Saturday, September 30, 2017

Vocabulary Management Issues



Issues in Vocabulary Management” is the latest Technical Report (TR-06-2017) published by the National InformationStandards Organization (NISO), approved on September 25, 2017. I had the honor of serving on its working group, specifically on its subgroup for Vocabulary Use/Reuse.

The most significant NISO publication for controlled vocabularies is ANSI/NISO Z39.19-2005 (R2010) Guidelines for the Construction, Format, and Management of Monolingual Controlled Vocabularies, which is referenced several times in TR-06. ANSI/NISO Z39.19 focuses on how to design and create controlled vocabularies (especially thesauri and taxonomies), whereas TR -06 addresses issues in the use of controlled vocabularies. Furthermore, as a Technical Report, rather than a Standard, this 49-page document does not contain requirements, but rather serves an informative purpose. It does have a page of recommendations, though, which are for a vocabulary’s definition and attribute types, its best practices for documentation, and its licensing or provisions for use and reuse.

Over time, the need to create new controlled vocabularies from scratch diminishes, as more vocabularies come into existence, especially those that are made available for sharing or licensing (see my blog post Directories and Databases of Published Controlled Vocabularies) but the need to maintain, revise, and reuse them grows, so this Technical Report serves a valuable role.

What are the “issues” in vocabulary management? They could vary, based on the organization and implementation, but this document considers three areas of

  • Vocabulary use and reuse, dealing with permissions, licenses, maintenance, versioning, extending and mapping vocabularies.
  • Vocabulary documentation, dealing with governance issues and how to document vocabulary properties.
  • Vocabulary preservation, dealing with issues of abandoned or “orphaned” vocabularies, which is especially the case of vocabularies developed by nonprofit organizations which have lost their funding to maintain them.
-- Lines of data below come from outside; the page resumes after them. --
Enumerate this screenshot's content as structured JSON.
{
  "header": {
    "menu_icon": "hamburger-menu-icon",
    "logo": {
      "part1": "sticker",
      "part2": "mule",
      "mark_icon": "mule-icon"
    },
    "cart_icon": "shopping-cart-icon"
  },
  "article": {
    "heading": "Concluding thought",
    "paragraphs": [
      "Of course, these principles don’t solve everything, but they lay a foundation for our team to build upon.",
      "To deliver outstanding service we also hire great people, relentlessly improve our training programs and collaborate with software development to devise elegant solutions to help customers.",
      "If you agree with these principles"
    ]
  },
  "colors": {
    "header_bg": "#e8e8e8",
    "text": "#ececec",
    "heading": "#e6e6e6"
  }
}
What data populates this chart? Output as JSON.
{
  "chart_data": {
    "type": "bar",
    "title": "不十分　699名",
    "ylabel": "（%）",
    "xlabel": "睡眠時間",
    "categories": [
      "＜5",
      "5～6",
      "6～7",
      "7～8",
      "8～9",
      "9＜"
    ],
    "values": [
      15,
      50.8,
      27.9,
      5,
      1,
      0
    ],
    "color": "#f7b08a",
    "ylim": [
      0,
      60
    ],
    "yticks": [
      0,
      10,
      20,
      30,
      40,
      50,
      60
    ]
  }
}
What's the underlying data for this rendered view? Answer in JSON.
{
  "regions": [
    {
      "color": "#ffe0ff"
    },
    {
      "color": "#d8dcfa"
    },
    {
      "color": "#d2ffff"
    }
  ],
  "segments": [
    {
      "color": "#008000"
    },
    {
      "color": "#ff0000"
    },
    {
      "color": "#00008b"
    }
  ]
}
These issues are relevant to both proprietary controlled vocabularies, which may be reused through licensing agreements, and publicly available vocabularies, which are shared and reused increasingly through linked data on the web, or more specifically the Semantic Web and the Linked Open Data environment.  For publicly available or open vocabularies there are also the issues of simply finding or discovering suitable and sustainable vocabularies and evaluating them and then the communication between the vocabulary owner and user.

TR-06 takes a somewhat broader view of “vocabularies,” not just “controlled vocabularies,” but also including ontologies, unstructured term lists, terminologies, synonym rings, etc. I explored these differences and definitions in detail in my blog post Vocabularies and Controlled Vocabularies, which I wrote shortly after starting work on the NISO working group. The vocabularies of concern of TR-06 also include element sets, which comprise metadata properties/fields and not merely the controlled vocabulary terms/values within those properties.

TR-06 does not seem so much as a “technical report.” It also includes several real-life examples and use cases. To a certain extent, it explains by example.  Appendices include a glossary of terms with extensive definitions; a descriptive list of vocabulary directories, repositories or collections (something that I worked on); a list of free and open vocabulary tools (far more extensive than those I described in a previous blog post Free Taxonomy Management Software); and a list of additional resources with links, besides its bibliography, making this quite a valuable resource.

TR-06 “Issues in Vocabulary Management” will now be added to my list of recommended resources for controlled vocabulary and taxonomy management, and I hope that many of those who manage taxonomies will take a look at it.